Figure 4.. Genetic variants with islet cell type- and state-specific effects on chromatin accessibility.

(a) Percentage of HRC variants in any endocrine cell type peak (n=1,411,387 variants) that had significant deltaSVM effects (FDR<0.1) for the reference (ref.) or alternative (alt.) allele. (b) Spearman correlation between deltaSVM Z-score and chromatin accessibility allelic imbalance Z-scores for variants with predicted effects in alpha and beta states. (c) Relative luciferase reporter activity (mean ± 95% CI; n=3 replicates) for five T2D variants with predicted beta cell effects. The allele with predicted effect is circled. p-values by two-sided Student’s T-tests. (d) Enrichment of islet caQTLs for variants with predicted effects in alpha and beta cells (left) and stratified based on shared, cell type- and state-specific effects (right). p-values by two-sided Fisher’s exact test, ns, not significant. (e) Examples of variants with predicted effects in alpha and beta cells (left). TF motif families enriched in sequences surrounding the effect allele relative to the non-effect allele (middle). Promoter accessibility patterns for genes in enriched TF motif families (right). Genes with matching promoter accessibility and TF motif enrichment patterns are highlighted. (f) Enrichment (estimate ± 95% CI) of low frequency and rare variants with predicted effects on islet chromatin at different T2D association thresholds. p-values by two-sided binomial test. (g) Low-frequency T2D variant rs78840640 at the IGF2BP3 locus with high causal probability (PPA=0.33) has predicted effects in beta cells.
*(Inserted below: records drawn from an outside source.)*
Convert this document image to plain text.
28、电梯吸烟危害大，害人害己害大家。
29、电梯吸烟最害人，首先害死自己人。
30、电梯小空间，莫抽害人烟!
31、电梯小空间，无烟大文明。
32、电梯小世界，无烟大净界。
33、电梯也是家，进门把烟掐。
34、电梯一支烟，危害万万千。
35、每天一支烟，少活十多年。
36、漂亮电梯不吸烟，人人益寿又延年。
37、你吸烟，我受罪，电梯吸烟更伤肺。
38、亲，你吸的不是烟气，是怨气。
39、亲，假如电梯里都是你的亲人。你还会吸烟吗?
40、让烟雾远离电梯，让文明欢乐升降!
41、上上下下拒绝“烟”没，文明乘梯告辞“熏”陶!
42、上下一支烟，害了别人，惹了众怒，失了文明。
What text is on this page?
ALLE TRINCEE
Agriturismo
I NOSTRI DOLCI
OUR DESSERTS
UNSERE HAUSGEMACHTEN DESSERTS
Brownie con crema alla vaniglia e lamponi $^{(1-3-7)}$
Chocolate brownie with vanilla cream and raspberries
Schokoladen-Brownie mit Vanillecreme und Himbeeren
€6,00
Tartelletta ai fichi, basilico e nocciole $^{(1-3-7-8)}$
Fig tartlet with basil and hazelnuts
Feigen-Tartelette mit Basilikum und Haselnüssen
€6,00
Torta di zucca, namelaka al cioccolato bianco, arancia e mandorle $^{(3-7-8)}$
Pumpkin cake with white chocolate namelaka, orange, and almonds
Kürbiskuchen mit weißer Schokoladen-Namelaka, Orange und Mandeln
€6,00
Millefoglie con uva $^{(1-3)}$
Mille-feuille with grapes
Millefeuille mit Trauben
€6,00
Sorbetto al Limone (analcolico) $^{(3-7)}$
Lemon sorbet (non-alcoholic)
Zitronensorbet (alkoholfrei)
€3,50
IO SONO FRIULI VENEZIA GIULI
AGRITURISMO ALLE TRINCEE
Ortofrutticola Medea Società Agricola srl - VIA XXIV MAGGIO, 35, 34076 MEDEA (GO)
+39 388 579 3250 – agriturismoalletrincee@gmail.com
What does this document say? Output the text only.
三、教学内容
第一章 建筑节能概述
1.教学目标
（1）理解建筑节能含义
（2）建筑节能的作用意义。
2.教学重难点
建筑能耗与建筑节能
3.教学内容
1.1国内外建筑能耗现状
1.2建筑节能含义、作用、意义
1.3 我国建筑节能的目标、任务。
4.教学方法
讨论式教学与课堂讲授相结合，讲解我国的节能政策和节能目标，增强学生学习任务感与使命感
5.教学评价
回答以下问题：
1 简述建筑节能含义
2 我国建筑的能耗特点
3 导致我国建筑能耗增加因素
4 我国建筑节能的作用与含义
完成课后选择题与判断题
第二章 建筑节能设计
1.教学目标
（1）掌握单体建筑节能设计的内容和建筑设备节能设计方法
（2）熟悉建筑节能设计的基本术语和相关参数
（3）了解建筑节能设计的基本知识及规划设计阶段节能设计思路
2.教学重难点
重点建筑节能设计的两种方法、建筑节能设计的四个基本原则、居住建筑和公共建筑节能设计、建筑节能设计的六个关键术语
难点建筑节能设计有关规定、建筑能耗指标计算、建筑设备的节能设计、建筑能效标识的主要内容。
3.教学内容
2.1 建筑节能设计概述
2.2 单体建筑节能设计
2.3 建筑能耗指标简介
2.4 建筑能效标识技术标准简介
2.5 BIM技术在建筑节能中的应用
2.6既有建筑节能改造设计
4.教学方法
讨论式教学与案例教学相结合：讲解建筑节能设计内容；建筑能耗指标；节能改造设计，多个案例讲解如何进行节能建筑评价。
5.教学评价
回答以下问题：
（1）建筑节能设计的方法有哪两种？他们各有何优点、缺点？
Figure 5.. Chromatin co-accessibility links diabetes risk variants to target genes.

(a) Distance-matched odds that co-accessible sites in beta cells overlap islet pcHi-C interactions at different threshold bins. (b) Single cell co-accessibility and islet pcHi-C interactions at the PDX1 promoter. (c) Enhancer harboring T2D variant rs231361 shows distal beta cell co-accessibility to the INS promoter and other non-promoter sites. The enhancer is accessible in INS^high but not INS^low beta and has decreasing accessibility across the beta cell trajectory. rs231361 disrupts an RFX motif and has predicted effects in INS^high beta. *FDR<0.1. CRISPR/Cas9 deletion of a 2.6 kb region (highlighted, ∆Enh) around the enhancer. (d) Expression (transcripts per million, TPM±SEM) of genes within 2 Mb of the enhancer in beta cell stage cultures for ∆Enh (n=6; 3 clones × 2 differentiations) and control (n=2; 1 clone × 2 differentiations), p-values from DESeq2, ns not significant. (e) Representative immunofluorescence staining for INS (green), NKX6–1 (red), and DAPI (blue) in beta cell stage cultures for ∆Enh (n=3 independent experiments) and control (n=3 experiments) (f) Quantification of INS median fluorescence intensity (MFI) and (g) INS content in beta cell stage cultures for ∆Enh (n=9; 3 clones × 3 differentiations) and control (n=6; 2 clones × 3 differentiations). (h) Relative expression of INS and CDKN1C, (i) Quantification of INS MFI, and (j) INS content in beta cell stage cultures for KCNQ1^A/A (n=9; 3 clones × 3 differentiations) and KCNQ1^G/G (n=6; 2 clones × 3 differentiations). Data shown are mean±SEM, p-values by two-sided Student’s T-test, ns, not significant.